- Mamy ambitny plan, żeby wyjechać po raz pierwszy na tor w niedzielę. Wszystko jednak zależy od pogody, bo na razie jest to wróżenie z fusów – mówi Jakub Kępa, prezes Speed Car Motoru Lublin.
We wspomnianą niedzielę w Tarnowie miał się odbyć wyjazdowy trening punktowany pomiędzy beniaminkiem PGE Ekstraligi a tamtejszą Unią. Z powodu niepewnej pogody ekipy postanowiły przełożyć go na 21 marca.

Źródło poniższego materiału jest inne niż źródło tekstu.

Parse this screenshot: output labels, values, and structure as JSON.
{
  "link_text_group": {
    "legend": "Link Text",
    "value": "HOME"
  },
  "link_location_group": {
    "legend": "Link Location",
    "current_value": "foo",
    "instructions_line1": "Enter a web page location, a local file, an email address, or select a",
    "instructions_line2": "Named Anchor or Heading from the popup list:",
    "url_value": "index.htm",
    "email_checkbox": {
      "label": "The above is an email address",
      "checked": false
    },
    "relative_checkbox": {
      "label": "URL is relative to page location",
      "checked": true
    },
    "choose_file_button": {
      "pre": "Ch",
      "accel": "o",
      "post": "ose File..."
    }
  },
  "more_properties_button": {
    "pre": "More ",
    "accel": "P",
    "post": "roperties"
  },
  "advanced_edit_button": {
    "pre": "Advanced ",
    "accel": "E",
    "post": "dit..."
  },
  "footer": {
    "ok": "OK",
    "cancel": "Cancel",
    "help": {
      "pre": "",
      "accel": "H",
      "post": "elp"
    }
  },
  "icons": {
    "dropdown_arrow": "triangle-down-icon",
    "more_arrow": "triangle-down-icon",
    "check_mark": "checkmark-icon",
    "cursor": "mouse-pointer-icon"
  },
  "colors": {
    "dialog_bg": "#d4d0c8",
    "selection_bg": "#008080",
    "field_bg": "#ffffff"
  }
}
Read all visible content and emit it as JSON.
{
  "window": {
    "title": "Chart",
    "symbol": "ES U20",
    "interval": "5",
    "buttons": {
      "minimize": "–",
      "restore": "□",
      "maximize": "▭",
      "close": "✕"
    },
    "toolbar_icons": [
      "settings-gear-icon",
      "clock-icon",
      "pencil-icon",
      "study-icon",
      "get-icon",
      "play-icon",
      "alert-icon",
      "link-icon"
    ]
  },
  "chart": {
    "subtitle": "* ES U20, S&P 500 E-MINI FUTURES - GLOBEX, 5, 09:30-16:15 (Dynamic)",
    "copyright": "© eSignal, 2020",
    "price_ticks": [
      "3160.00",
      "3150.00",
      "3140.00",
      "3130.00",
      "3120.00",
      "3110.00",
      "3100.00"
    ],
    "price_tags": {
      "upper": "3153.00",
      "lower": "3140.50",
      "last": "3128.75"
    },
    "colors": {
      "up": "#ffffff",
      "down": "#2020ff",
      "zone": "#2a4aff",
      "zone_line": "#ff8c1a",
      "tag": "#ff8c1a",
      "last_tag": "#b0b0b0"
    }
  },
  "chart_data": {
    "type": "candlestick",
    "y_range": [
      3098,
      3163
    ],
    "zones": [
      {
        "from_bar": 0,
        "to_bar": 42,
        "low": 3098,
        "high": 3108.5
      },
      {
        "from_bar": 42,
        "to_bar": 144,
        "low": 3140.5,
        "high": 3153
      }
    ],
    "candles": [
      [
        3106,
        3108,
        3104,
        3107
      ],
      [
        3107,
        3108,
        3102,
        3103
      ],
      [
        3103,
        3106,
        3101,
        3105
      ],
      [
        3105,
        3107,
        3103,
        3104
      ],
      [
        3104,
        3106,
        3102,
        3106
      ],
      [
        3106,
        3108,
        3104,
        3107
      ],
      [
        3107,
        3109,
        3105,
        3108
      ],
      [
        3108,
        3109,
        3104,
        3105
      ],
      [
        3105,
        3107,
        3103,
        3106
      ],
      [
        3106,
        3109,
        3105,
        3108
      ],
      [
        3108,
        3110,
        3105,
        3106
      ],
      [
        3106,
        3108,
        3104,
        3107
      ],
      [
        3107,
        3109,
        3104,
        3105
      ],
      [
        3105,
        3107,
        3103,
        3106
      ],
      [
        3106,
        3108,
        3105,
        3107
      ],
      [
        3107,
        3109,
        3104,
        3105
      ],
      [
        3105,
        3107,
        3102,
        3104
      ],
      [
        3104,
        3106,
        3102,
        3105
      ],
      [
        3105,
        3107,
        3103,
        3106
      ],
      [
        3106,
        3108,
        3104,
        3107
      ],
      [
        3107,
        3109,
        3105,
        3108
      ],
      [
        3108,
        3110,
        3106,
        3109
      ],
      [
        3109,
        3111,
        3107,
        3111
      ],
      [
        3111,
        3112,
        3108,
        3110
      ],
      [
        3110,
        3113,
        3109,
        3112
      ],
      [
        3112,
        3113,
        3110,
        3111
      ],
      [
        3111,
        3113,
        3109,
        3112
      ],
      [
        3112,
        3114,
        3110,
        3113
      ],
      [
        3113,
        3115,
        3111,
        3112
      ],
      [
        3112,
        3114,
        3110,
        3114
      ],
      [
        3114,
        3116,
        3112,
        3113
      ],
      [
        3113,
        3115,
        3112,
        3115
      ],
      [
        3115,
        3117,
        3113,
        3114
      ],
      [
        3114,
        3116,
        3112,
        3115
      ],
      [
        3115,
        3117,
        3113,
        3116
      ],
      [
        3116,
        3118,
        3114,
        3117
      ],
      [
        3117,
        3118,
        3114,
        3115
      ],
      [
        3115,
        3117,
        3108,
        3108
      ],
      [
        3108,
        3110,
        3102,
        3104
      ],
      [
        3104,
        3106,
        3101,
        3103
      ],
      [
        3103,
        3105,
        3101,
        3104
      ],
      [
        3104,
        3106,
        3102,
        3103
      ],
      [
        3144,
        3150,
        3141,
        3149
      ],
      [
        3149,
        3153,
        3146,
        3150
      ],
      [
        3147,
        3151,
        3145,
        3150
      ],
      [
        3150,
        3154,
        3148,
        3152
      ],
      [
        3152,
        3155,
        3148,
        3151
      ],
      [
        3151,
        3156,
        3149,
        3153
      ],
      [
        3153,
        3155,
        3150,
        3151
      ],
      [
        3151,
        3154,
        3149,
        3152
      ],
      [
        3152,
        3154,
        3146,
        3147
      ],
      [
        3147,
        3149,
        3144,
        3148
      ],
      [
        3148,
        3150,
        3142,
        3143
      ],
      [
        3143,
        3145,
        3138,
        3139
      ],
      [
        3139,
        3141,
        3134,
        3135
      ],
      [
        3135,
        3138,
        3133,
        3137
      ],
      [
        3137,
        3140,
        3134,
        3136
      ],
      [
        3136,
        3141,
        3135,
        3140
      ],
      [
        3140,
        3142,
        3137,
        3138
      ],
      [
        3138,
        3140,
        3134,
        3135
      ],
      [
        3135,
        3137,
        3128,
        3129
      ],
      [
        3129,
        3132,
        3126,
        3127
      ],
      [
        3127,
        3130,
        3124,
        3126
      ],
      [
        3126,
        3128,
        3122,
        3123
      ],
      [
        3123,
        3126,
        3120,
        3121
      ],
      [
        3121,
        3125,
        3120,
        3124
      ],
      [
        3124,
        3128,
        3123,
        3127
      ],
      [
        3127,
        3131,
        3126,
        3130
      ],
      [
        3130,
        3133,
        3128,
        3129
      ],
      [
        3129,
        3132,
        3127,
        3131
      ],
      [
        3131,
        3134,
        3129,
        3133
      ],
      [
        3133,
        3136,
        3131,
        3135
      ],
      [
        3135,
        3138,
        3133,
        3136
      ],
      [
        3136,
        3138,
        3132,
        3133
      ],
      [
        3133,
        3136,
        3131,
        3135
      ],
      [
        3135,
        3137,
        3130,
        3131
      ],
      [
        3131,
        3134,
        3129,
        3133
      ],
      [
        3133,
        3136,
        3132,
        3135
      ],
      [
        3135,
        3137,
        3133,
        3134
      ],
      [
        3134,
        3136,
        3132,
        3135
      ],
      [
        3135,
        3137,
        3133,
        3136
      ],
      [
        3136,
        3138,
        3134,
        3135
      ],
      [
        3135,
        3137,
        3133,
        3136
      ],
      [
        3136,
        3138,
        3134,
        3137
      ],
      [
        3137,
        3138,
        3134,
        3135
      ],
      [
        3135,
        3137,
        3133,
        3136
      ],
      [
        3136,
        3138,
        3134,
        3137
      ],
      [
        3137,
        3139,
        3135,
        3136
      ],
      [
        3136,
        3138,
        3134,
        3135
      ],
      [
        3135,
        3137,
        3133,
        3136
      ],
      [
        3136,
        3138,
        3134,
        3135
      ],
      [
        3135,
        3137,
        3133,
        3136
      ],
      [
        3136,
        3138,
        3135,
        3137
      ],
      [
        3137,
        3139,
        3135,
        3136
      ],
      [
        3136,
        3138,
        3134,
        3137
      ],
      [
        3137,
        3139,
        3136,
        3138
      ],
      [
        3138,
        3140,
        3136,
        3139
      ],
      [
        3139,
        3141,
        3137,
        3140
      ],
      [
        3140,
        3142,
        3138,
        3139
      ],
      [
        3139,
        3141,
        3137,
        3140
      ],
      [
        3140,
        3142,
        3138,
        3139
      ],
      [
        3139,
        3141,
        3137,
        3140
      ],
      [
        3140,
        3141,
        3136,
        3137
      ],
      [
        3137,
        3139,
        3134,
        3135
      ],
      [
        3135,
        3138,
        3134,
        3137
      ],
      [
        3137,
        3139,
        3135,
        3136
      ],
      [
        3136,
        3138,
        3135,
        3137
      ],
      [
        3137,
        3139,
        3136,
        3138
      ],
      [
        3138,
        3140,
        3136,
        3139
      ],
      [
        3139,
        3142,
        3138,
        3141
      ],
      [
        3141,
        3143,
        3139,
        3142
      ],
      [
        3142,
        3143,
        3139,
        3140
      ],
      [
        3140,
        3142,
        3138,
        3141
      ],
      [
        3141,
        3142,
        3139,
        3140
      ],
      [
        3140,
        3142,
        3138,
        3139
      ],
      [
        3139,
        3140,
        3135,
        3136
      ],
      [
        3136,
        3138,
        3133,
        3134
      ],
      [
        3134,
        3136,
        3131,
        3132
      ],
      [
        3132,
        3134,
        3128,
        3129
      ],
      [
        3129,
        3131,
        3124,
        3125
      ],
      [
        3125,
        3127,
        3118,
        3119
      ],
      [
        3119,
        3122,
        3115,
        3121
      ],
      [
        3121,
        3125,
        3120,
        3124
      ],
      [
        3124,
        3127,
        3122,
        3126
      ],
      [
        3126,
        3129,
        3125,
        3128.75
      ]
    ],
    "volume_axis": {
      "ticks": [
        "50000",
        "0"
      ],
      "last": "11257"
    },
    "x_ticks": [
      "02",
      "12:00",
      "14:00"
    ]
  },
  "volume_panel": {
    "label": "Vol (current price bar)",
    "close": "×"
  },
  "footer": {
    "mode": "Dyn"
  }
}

- Ciężko jest się ścigać, kiedy jest się tak mało rozjeżdżonym. Samo stawanie pod taśmą i ściganie się bez treningów nikomu nie służy – tłumaczy Piotr Więckowski, wiceprezes klubu.

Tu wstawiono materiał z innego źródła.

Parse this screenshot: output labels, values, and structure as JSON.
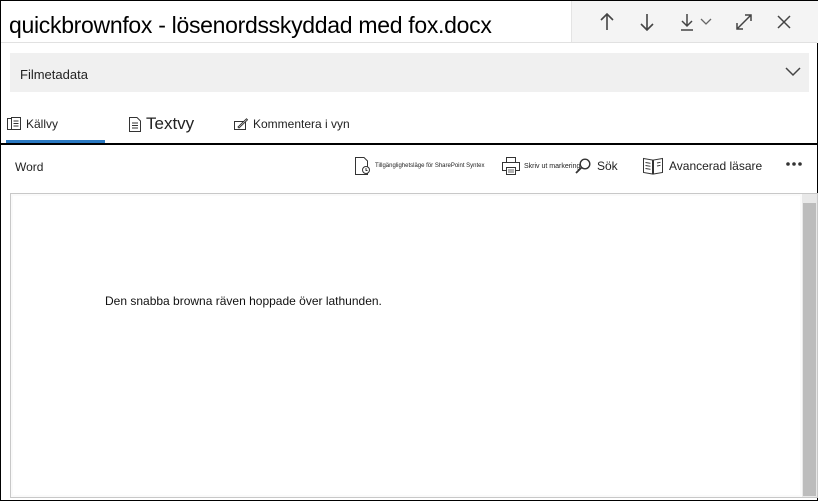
{
  "header": {
    "title": "quickbrownfox - lösenordsskyddad med fox.docx"
  },
  "nav": {
    "icons": [
      "arrow-up-icon",
      "arrow-down-icon",
      "download-icon",
      "chevron-down-icon",
      "expand-icon",
      "close-icon"
    ]
  },
  "metadata": {
    "label": "Filmetadata"
  },
  "tabs": [
    {
      "label": "Källvy",
      "icon": "source-view-icon",
      "active": true
    },
    {
      "label": "Textvy",
      "icon": "text-view-icon",
      "active": false
    },
    {
      "label": "Kommentera i vyn",
      "icon": "annotate-icon",
      "active": false
    }
  ],
  "toolbar": {
    "app_label": "Word",
    "accessibility_label": "Tillgänglighetsläge för SharePoint Syntex",
    "print_label": "Skriv ut markering",
    "search_label": "Sök",
    "reader_label": "Avancerad läsare"
  },
  "document": {
    "text": "Den snabba browna räven hoppade över lathunden."
  },
  "colors": {
    "accent": "#2b79c2",
    "metadata_bg": "#f0f0f0",
    "scrollbar_thumb": "#bcbcbc"
  }
}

Kolejny sparing Speed Car Motoru powinien się odbyć 24 marca w Gdańsku z Wybrzeżem, a tam pogoda jest nieco łaskawsza. Lublinianie nie pojadą natomiast na zgrupowanie do Niemiec. Dotychczas zawodnicy trenowali we własnym zakresie. Grigorij Łaguta ścigał się w słoweńskim Krsko, a Andreas Jonsson trenował gościnnie w Gdańsku. Bracia Lampartowie zameldowali się na torze w węgierskim Nagyhalasz, zaś Paweł Miesiąc jeździł w Opolu.